HCL Technologies acquisition of some IBM products for a whopping $1.8 billion failed to enthuse investors as the market awaits greater clarity on the contours of the deal.
The stock fell as much as 7.6 per cent after the deal announcement.
Analysts and industry watchers feel HCL will have to add significant capacity to be able to sell these products without the IBM banner.
“It is important to note that most of these products have been sold on the back of the stable relationship with IBM, existing Strategic Outsourcing or a Managed Services contracts and the ability to convert capex (capital expenditure) to opex (operational expenditure) thanks to IBM’s financing arm,” said Sanchit Vir Gogia, CEO at research firm Greyhound Research.
The deal, which is the biggest ever by an Indian IT services provider, seeks to capitalise on HCL’s customer base and the over 5,000 customers these IBM products have.

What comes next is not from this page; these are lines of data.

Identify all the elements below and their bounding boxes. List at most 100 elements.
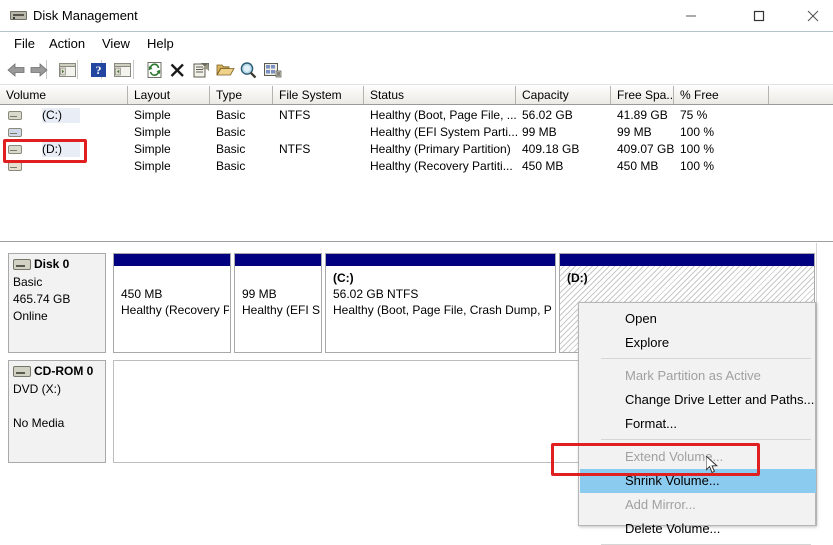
menu-separator <box>601 358 811 359</box>
disk-info-panel-0[interactable]: Disk 0 Basic 465.74 GB Online <box>8 253 106 353</box>
annotation-box-d-volume <box>3 139 87 163</box>
delete-icon[interactable] <box>167 60 188 80</box>
disk-info-panel-1[interactable]: CD-ROM 0 DVD (X:) No Media <box>8 360 106 463</box>
svg-text:?: ? <box>96 63 102 77</box>
cell-percent: 75 % <box>680 108 708 122</box>
forward-arrow-icon[interactable] <box>28 60 49 80</box>
help-icon[interactable]: ? <box>88 60 109 80</box>
partition-block[interactable]: 450 MB Healthy (Recovery Pa <box>113 253 231 353</box>
menu-action[interactable]: Action <box>43 35 91 53</box>
column-header-free-spa[interactable]: Free Spa... <box>611 86 674 104</box>
disk-management-window: Disk Management File Action View Help ? Vol… <box>0 0 833 545</box>
column-header-blank[interactable] <box>769 86 833 104</box>
properties-icon[interactable] <box>191 60 212 80</box>
cell-free: 99 MB <box>617 125 652 139</box>
table-row[interactable]: Simple Basic Healthy (EFI System Parti... 9… <box>0 124 833 141</box>
disk-name: Disk 0 <box>34 257 70 271</box>
minimize-button[interactable] <box>668 0 714 31</box>
partition-block[interactable]: 99 MB Healthy (EFI Sy: <box>234 253 322 353</box>
show-hide-console-icon[interactable] <box>112 60 133 80</box>
disk-type: Basic <box>13 275 43 289</box>
column-header-status[interactable]: Status <box>364 86 516 104</box>
volume-list: Volume Layout Type File System Status Capacit… <box>0 86 833 236</box>
cdrom-letter: DVD (X:) <box>13 382 61 396</box>
partition-color-bar <box>326 254 555 266</box>
cell-capacity: 409.18 GB <box>522 142 580 156</box>
column-header-layout[interactable]: Layout <box>128 86 210 104</box>
cell-type: Basic <box>216 108 246 122</box>
partition-status: Healthy (Boot, Page File, Crash Dump, P <box>333 303 552 317</box>
partition-status: Healthy (EFI Sy: <box>242 303 320 317</box>
cell-percent: 100 % <box>680 142 715 156</box>
menu-item-explore[interactable]: Explore <box>580 331 816 355</box>
cell-filesystem: NTFS <box>279 142 311 156</box>
cell-free: 409.07 GB <box>617 142 674 156</box>
all-tasks-icon[interactable] <box>262 60 283 80</box>
partition-status: Healthy (Recovery Pa <box>121 303 229 317</box>
cell-type: Basic <box>216 125 246 139</box>
cell-layout: Simple <box>134 108 171 122</box>
table-row[interactable]: (D:) Simple Basic NTFS Healthy (Primary Part… <box>0 141 833 158</box>
back-arrow-icon[interactable] <box>6 60 27 80</box>
column-header-capacity[interactable]: Capacity <box>516 86 611 104</box>
title-underline <box>0 31 833 32</box>
menu-item-mark-partition-as-active: Mark Partition as Active <box>625 368 761 383</box>
volume-drive-icon <box>8 111 22 120</box>
cell-layout: Simple <box>134 159 171 173</box>
cell-capacity: 56.02 GB <box>522 108 573 122</box>
context-menu: Open Explore Mark Partition as Active Chang… <box>578 302 816 545</box>
cell-filesystem <box>279 158 364 175</box>
title-bar: Disk Management <box>0 0 833 32</box>
annotation-box-shrink-volume <box>551 443 760 476</box>
cell-filesystem: NTFS <box>279 108 311 122</box>
cell-capacity: 99 MB <box>522 125 557 139</box>
cell-layout: Simple <box>134 142 171 156</box>
table-row[interactable]: Simple Basic Healthy (Recovery Partiti... 4… <box>0 158 833 175</box>
rescan-disks-icon[interactable] <box>238 60 259 80</box>
menu-separator <box>601 439 811 440</box>
cell-capacity: 450 MB <box>522 159 564 173</box>
column-header-file-system[interactable]: File System <box>273 86 364 104</box>
mouse-cursor <box>705 454 719 474</box>
cell-status: Healthy (Recovery Partiti... <box>370 159 513 173</box>
menu-view[interactable]: View <box>96 35 136 53</box>
menu-item-delete-volume[interactable]: Delete Volume... <box>580 517 816 541</box>
menu-file[interactable]: File <box>8 35 41 53</box>
column-header-volume[interactable]: Volume <box>0 86 128 104</box>
cdrom-name: CD-ROM 0 <box>34 364 94 378</box>
cdrom-status: No Media <box>13 416 65 430</box>
toolbar-divider <box>0 84 833 85</box>
disk-capacity: 465.74 GB <box>13 292 71 306</box>
cell-type: Basic <box>216 159 246 173</box>
pane-splitter[interactable] <box>0 241 833 242</box>
cell-volume: (C:) <box>42 108 62 122</box>
close-button[interactable] <box>790 0 833 31</box>
disk-management-icon <box>10 8 27 23</box>
volume-efi-icon <box>8 128 22 137</box>
column-header-free[interactable]: % Free <box>674 86 769 104</box>
maximize-button[interactable] <box>736 0 782 31</box>
toolbar-separator <box>133 60 134 79</box>
volume-recovery-icon <box>8 162 22 171</box>
cell-filesystem <box>279 124 364 141</box>
menu-item-format[interactable]: Format... <box>580 412 816 436</box>
partition-label: (C:) <box>333 271 354 285</box>
menu-item-change-drive-letter-and-paths[interactable]: Change Drive Letter and Paths... <box>580 388 816 412</box>
menu-item-add-mirror: Add Mirror... <box>625 497 696 512</box>
table-row[interactable]: (C:) Simple Basic NTFS Healthy (Boot, Page F… <box>0 107 833 124</box>
partition-size: 56.02 GB NTFS <box>333 287 419 301</box>
open-folder-icon[interactable] <box>215 60 236 80</box>
refresh-icon[interactable] <box>144 60 165 80</box>
partition-color-bar <box>114 254 230 266</box>
scrollbar-track[interactable] <box>816 243 817 526</box>
cell-type: Basic <box>216 142 246 156</box>
menu-help[interactable]: Help <box>141 35 180 53</box>
up-one-level-icon[interactable] <box>57 60 78 80</box>
column-header-type[interactable]: Type <box>210 86 273 104</box>
partition-size: 99 MB <box>242 287 277 301</box>
partition-color-bar <box>560 254 814 266</box>
menu-item-open[interactable]: Open <box>580 307 816 331</box>
menu-bar: File Action View Help <box>0 33 833 55</box>
partition-block[interactable]: (C:) 56.02 GB NTFS Healthy (Boot, Page Fil… <box>325 253 556 353</box>
cell-layout: Simple <box>134 125 171 139</box>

“This is a new business for HCL and while it is related to their product engineering business it is still a significantly different business model with different sales motions, investment cycles and customer relationship management. As such this is a huge bet by HCL on a new business line,” said Peter Bendor-Samuel, CEO at research firm Everest Group.
Phil Fersht, CEO of research firm HfS, said the move sets up HCL for the next few years and gives the firm a huge additional client base to boost its services.
“HCL is a good home for these products – some of the work they’ve (HCL) done with other tools has been impressive… They have the engineer elbow grease to get right into the engine room and rebuild it. But the worry is a lot of these tools have better alternatives in the market with a much clearer product roadmap – so they’ll have their work cut out ramping up quick enough,” he said.
In a note to clients on Friday, Edelweiss Research maintained its buy rating on HCL’s shares and said they “await further clarity on revenue cannibalisation and amortisation accounting.